Aside from poor timing, the audit report also noted that the district spent about $81,700 more than was in its budget last year.
"We have the money in our budget," Preminger said, explaining that it was not a lack of funds that was the problem.
Instead, when staff used money from one fund to cover expenses in another, they failed to transfer the funds correctly before they spent the money.
"The district did not make the appropriate budgetary adjustment requests and transfers to alleviate possible over-expenditure within functions prior to the year-end," the report stated.
Auditors recommended that the district review its budget at the end of each year and make necessary budget adjustments before the audit is conducted.
Additionally, three-quarters of travel expenses were miscalculated, leading to about $200 in errors.
The miscalculation came from a flaw in the district's policy, which had a greater reimbursement rates for in-state and out-of-state travel than is required by law.
One out of every 25 deposits was not deposited within 24 hours, which also is required by state law to prevent the mismanagement of funds. The total amount of funds not deposited in a timely manner was about $1,600.

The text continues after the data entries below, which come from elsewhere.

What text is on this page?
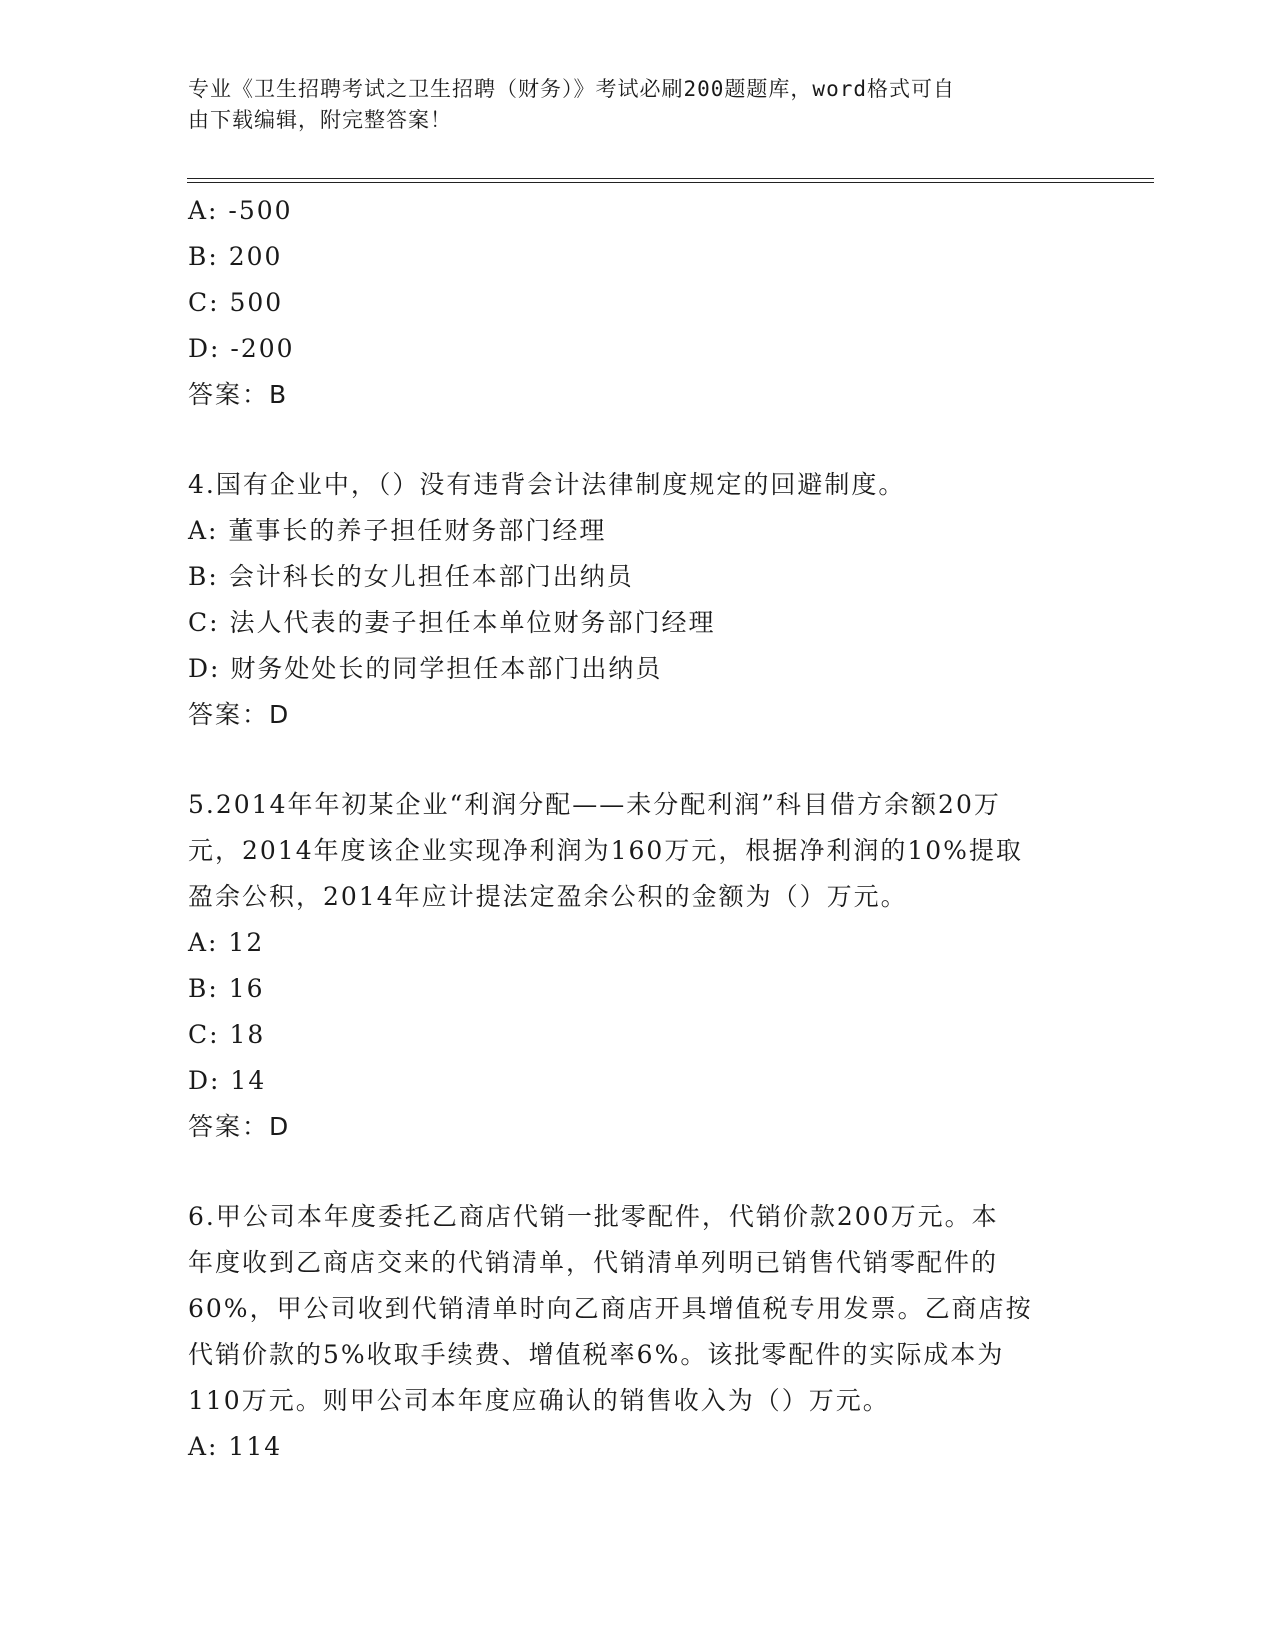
专业《卫生招聘考试之卫生招聘（财务）》考试必刷200题题库，word格式可自
由下载编辑，附完整答案！
A: -500
B: 200
C: 500
D: -200
答案：B
4.国有企业中，（）没有违背会计法律制度规定的回避制度。
A: 董事长的养子担任财务部门经理
B: 会计科长的女儿担任本部门出纳员
C: 法人代表的妻子担任本单位财务部门经理
D: 财务处处长的同学担任本部门出纳员
答案：D
5.2014年年初某企业“利润分配——未分配利润”科目借方余额20万
元，2014年度该企业实现净利润为160万元，根据净利润的10%提取
盈余公积，2014年应计提法定盈余公积的金额为（）万元。
A: 12
B: 16
C: 18
D: 14
答案：D
6.甲公司本年度委托乙商店代销一批零配件，代销价款200万元。本
年度收到乙商店交来的代销清单，代销清单列明已销售代销零配件的
60%，甲公司收到代销清单时向乙商店开具增值税专用发票。乙商店按
代销价款的5%收取手续费、增值税率6%。该批零配件的实际成本为
110万元。则甲公司本年度应确认的销售收入为（）万元。
A: 114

The report did note that the district improved several deficiencies, including the issuing of bonuses, disbursements, payroll and documentation of payroll. Several of the deficiencies were repeats from last year, including the issues of timing of the report, travel expenses and spending more than was budgeted.
The board was made aware of the report and its contents in February, though it was not made aware that the audit report's process had been delayed.